The black uni tops made their first 2007 appearance Friday night. They'd been gone long enough so they had a decidedly welcome and retro feel to them. Maybe a relic of the late '90s of Piazza and Leiter and Luis Lopez, they nonetheless looked good on Julio Franco (don't you dare call him a relic) and Mike Pelfrey (he's five) and several relievers (one more effective than the other) and, if you can forgive a little projecting [1], the two best players to ever wear any combination of black, white, blue and orange. Led by Reyes and Wright, the Mets are back.
Back in black.
Back in first.
Too soon?
Indeed, the final 152 are often the hardest, but still, it was a losable game to the allegedly lousy Nats — what is Ronnie Belliard doing haunting the middle of our diamond? — won on a night when the Braves got flogged by the Fish [2]. Mike and his mechanics may have been taken in by the cold that never ends, but he never committed the full Ollie [3] and he left affairs in a manageable state for the relief firm of Feliciano, Heilman, Shoney and Wags. Julio had made several appearances this season but had forgotten to bring his batting average. No more. It's a cool (very cool, almost icy) 1.000 after breaking the 2-2 tie. Props as well to Carlos Delgado for continuing to be unstubborn and occasionally going the other way [4]. His summer slump didn't dissipate until he discovered left field in 2006. Bunting or hitting away, I'm glad he's rediscovered it.
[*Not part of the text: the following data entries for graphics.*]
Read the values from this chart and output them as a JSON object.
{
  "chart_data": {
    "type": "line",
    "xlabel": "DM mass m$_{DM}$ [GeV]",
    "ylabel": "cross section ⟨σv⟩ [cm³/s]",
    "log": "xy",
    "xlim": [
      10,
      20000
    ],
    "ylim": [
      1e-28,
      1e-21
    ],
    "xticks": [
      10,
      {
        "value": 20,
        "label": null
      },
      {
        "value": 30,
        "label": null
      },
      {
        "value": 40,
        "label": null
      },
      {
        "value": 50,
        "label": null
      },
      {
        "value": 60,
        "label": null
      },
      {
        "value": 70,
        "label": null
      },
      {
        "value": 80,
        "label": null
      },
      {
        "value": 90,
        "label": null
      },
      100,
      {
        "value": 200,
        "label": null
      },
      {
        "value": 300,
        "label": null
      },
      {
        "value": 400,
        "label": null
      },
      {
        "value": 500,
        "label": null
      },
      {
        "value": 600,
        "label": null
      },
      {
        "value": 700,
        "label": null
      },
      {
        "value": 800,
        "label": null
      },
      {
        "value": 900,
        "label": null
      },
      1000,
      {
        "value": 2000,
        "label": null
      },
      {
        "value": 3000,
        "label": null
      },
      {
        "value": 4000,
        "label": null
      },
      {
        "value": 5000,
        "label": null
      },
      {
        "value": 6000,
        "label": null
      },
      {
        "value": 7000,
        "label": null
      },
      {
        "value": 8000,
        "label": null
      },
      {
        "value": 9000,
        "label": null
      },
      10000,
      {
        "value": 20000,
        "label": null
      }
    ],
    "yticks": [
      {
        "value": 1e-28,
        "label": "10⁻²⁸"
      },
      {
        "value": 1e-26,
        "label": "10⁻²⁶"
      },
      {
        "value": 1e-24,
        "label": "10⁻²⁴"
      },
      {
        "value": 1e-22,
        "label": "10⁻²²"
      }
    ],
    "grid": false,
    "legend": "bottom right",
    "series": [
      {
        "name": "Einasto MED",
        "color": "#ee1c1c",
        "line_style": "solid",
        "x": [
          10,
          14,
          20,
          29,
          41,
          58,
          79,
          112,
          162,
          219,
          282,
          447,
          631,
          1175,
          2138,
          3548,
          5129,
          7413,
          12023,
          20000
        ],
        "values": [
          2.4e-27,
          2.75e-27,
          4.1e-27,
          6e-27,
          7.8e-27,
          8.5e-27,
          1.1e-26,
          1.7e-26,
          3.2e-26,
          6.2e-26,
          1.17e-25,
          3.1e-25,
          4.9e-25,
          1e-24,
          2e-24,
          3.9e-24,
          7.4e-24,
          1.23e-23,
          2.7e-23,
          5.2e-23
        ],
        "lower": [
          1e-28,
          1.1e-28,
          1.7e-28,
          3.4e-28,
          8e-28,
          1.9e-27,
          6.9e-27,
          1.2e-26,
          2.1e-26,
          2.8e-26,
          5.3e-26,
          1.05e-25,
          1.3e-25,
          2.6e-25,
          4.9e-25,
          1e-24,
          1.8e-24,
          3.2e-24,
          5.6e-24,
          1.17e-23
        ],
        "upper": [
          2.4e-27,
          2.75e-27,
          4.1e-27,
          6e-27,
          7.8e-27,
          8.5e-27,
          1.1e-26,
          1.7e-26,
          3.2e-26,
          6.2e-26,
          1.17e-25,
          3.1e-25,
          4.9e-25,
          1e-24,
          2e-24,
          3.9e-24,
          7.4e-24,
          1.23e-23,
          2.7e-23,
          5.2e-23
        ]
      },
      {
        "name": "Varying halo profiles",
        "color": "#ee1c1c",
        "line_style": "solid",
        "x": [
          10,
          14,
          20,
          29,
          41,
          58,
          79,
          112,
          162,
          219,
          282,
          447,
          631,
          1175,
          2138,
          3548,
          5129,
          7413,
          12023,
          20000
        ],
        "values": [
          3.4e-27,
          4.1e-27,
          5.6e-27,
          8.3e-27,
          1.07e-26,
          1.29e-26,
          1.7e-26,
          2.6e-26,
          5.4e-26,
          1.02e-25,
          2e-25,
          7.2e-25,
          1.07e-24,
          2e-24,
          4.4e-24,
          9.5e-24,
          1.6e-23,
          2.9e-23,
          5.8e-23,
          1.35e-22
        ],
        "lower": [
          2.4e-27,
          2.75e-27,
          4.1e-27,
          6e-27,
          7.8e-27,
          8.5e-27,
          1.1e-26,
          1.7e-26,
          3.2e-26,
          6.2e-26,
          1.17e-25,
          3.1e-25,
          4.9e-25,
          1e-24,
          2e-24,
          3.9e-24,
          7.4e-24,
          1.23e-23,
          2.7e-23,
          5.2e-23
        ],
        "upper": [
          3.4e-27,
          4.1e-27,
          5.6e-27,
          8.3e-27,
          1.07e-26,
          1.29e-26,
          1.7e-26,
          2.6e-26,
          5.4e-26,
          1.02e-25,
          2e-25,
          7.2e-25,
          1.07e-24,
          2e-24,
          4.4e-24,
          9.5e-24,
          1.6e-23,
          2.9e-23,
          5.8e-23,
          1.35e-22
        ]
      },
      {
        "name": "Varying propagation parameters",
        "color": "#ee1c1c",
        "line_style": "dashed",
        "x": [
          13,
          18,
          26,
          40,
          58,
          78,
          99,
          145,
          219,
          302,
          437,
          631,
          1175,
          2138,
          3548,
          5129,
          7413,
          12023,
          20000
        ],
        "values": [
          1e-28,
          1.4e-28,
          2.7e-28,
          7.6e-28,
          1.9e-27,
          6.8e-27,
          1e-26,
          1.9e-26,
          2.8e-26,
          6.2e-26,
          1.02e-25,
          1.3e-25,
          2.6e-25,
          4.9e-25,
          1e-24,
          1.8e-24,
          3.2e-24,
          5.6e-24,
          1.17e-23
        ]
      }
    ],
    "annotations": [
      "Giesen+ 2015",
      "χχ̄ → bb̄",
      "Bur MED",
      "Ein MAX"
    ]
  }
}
Jose? He just keeps getting on and coming around. How close am I to being spoiled? When he advanced to third on a wild pitch in the first I was ever so slightly disappointed because it meant he couldn't steal the base. Pretty good batch of boxscore from J.R. doing what he does anywho: 1 hit, 1 walk, 2 runs, an eventual steal, a couple of nifty grabs in the field and one annoying strikeout to prove he's human.
David? He's built of more than wax [5]. This two-season hit streak is beginning to feel real, real, real. Two more hits for him, a well-timed steal (coordinated with a heads-up swing from Greenie) and the run that got it won [6]. Like every Mets fan who can handle neither prosperity nor the lack of loads of it, I'd been a little nervous since D-Dub started this skein. He may have hit in 12 straight at the end of last year, but there was a fairly ineffectual postseason after and a somewhat disappointing August before and not the most convincing of road trips recently. As 24-year-old superstars with 22-game hitting streaks go, I think he may be living up to our standards again.